As meth seizures rise, states ponder prescription laws or tracking systems for key ingredient

UPDATE, March 17: Frank Johnson of The Kentucky Standard in Bardstown ha a good profile of a meth addict making her way through Drug Court and rehabilitation.

They hooted when Oregon sat down on methamphetamine ingredients, but soon they may be singing its tune. In 2005, it "became the first state to require a doctor’s prescription for tablets of Sudafed (right), Claritin-D and several other common cold and allergy medicines," John Gramlich of Stateline.org writes. "The law was panned by some as a huge hassle. . . . Five years later, Oregon’s law is raising eyebrows again. This time, it’s because the number of meth labs found in the state has plummeted from 192 in 2005, the year before the prescription law went into effect, to just 10 last year — even as they’ve surged in other states." So now some of those states are going Oregon's way.

Mississippi recently enacted a law requiring a prescription for the decongestant pseudoephedrine, which is required for making meth. "At least nine localities in Missouri have passed their own laws, and legislators and law enforcers in capitols from Sacramento to Washington, D.C., are paying attention," Gramlich reports. So are manufacturers of the chemical, who have mounted a lobbying effort against such laws. "If customers need a doctor’s prescription for drugs containing pseudoephedrine, they may not buy the drugs at all."

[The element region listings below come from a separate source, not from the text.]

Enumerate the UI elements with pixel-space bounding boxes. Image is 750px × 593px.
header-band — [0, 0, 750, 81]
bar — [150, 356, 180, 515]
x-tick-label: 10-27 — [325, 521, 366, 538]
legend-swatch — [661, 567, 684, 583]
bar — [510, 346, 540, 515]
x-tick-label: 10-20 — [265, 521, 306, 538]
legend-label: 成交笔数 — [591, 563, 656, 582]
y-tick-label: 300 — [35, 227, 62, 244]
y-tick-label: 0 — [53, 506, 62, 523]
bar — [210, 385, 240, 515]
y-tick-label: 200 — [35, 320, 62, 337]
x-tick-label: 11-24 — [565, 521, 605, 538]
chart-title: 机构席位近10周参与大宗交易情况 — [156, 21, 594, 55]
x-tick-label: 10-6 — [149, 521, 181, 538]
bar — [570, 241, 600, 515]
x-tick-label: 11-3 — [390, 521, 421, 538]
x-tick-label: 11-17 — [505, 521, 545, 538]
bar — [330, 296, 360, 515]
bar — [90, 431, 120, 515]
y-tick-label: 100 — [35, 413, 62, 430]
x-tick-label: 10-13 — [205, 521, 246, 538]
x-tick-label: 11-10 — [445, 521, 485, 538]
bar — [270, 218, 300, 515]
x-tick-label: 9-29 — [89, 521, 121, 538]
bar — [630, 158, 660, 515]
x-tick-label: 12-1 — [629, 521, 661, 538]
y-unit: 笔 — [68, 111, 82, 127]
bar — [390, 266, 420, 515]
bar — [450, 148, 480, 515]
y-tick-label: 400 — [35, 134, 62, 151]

The drug makers argue that a better method is a computer tracking system that prevents individuals from making the multiple purchases needed for a batch of meth. "Arkansas, Kentucky and Oklahoma have launched such tracking systems, while Alabama, Illinois, Iowa, Kansas, Louisiana, Missouri and Washington are on their way, in most cases with the financial backing of the industry," Gramlich reports.  But meth makers can beat the systemjs by using multiple IDs, hire others to make the buys or cross state lines.

Gramlich's detailed story lays out the arguments on all sides and is a good resource for journalists who need to update their readers, listeners and viewers about a scourge that began in rural areas and still plagues them.